Soldiers of the Sixteenth Connecticut—Glad as I am that the war is over and we are all to rejoin our families and friends again, I cannot repress a feeling of sadness at the thought of severing, perhaps forever, the ties that have bound us together for the last three years. Although a less amount of glory in the field has fallen to our lot than to some others, no regiment from the State has been subjected to so much suffering. Whatever you have been ordered to do, you have done promptly, cheerfully, and well; and whenever in future I am asked of what in all my life I am proudest, I shall always answer "that I belonged to the 16th Connecticut, in the Union army." Placed in charge of the regiment under circumstances that might have made my task a difficult one, it will always be a source of the highest gratification to me to remember that I received the generous support of all, and to the effective co-operation of every officer and the high character of the men, belongs entirely the credit of the fine soldierly appearance and superior military condition in every respect you so soon acquired, and have not failed to maintain to this day.
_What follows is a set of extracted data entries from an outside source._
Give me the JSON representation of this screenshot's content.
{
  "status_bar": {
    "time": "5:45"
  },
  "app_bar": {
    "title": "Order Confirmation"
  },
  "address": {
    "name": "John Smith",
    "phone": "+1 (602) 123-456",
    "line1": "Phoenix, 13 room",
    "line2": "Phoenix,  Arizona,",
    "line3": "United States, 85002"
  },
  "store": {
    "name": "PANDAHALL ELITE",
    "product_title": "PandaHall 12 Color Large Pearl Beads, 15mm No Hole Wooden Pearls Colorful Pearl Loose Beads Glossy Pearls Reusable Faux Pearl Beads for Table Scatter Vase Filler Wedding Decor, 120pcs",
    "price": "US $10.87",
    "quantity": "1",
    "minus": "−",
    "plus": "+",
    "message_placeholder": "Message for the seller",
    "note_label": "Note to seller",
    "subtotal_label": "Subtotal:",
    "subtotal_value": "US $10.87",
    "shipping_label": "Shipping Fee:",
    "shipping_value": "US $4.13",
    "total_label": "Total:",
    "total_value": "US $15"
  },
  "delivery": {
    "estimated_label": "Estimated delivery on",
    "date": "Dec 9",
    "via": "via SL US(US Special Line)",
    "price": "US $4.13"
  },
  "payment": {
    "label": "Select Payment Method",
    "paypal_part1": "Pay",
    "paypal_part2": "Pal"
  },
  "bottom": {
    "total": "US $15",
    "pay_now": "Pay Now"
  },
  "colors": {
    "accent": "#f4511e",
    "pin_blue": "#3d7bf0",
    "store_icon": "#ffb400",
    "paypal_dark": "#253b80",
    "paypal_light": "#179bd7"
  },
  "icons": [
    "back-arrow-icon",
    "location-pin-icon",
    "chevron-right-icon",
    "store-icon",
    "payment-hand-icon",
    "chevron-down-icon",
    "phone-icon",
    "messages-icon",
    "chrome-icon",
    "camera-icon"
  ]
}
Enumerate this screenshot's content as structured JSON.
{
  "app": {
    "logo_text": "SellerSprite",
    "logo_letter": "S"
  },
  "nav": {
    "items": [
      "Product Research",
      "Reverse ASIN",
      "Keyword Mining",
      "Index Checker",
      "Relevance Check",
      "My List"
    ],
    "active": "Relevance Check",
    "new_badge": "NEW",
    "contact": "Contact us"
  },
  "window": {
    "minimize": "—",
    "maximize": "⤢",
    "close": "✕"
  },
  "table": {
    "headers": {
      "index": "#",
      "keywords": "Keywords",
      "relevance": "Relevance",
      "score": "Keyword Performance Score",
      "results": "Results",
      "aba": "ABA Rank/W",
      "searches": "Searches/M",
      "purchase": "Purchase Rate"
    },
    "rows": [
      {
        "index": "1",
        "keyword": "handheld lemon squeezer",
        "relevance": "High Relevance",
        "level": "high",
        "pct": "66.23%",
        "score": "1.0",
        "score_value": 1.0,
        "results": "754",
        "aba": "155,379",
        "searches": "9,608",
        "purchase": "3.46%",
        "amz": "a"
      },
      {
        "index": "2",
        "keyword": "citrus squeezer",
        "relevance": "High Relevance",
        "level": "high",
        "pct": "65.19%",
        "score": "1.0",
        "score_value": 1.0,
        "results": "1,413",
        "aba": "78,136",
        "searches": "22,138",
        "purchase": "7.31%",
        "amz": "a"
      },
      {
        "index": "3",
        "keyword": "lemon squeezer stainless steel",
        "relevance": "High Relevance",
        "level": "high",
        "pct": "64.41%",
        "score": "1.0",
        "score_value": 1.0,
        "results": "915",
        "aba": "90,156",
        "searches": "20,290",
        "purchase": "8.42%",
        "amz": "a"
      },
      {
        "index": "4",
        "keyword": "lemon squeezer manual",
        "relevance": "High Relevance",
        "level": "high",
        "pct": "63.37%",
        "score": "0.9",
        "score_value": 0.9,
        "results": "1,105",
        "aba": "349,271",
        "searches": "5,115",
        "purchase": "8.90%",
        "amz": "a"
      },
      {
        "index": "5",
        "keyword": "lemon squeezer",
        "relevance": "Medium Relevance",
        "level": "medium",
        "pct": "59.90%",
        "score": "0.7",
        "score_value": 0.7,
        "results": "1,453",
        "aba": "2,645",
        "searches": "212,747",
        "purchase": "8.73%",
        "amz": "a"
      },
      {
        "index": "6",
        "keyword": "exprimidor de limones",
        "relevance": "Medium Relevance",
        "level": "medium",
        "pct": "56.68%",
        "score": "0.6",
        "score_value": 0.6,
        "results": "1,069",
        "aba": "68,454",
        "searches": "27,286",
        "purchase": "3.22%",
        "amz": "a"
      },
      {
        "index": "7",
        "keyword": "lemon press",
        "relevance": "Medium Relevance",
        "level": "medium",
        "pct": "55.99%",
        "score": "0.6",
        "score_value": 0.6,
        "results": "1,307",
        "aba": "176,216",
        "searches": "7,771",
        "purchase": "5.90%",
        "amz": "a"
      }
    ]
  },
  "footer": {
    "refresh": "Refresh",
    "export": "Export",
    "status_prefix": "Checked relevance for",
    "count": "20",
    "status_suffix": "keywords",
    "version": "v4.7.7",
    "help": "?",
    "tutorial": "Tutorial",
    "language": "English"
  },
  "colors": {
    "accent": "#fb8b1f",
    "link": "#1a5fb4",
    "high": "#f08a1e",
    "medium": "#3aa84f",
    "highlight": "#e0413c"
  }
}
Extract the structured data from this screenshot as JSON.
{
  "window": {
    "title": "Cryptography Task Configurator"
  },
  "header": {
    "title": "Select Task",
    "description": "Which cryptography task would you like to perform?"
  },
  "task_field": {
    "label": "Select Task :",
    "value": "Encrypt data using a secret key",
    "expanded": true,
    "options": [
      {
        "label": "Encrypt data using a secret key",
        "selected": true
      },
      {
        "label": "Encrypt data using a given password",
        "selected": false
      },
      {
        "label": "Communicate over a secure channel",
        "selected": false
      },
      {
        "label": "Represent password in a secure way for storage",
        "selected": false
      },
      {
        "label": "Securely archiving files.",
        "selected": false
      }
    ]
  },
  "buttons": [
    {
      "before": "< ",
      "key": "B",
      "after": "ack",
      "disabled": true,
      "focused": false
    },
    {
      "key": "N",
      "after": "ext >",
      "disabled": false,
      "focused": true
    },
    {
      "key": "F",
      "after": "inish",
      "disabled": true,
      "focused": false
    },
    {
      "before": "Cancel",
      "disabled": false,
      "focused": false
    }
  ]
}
For those gallant comrades who have laid down their lives on the battle-field and in the hospital, and for those heroic men who have endured so much more than death in Southern prisons, let us shed a silent tear and ever cherish their memories tenderly in our hearts.
You are about to go to your homes to enjoy in peace the blessings of the great and good government you have done your share to defend and preserve to our magnificent country, and I desire that each one of you should take with him my sincere thanks, for the cordial and hearty support you have given me, and the cheerful manner in which you have performed every duty required of you while I have the honor to be your commander. Wishing you every success that you can desire, and trusting you may find in your restored firesides all the comfort and happiness you have so nobly earned, I bid you an affectionate farewell.
John H. Burnham,
Lieutenant-Colonel 16th Conn. Vols. Infantry.
On July 8th, the regiment assembled in Hartford, and were paid in full, except the officers who received [116]their pay when returns were made and all property properly accounted for. Thus ended the organization known as the Sixteenth Regiment Connecticut Volunteers. Its record is a credit to the State and an honor to every man who has shared in its fortunes.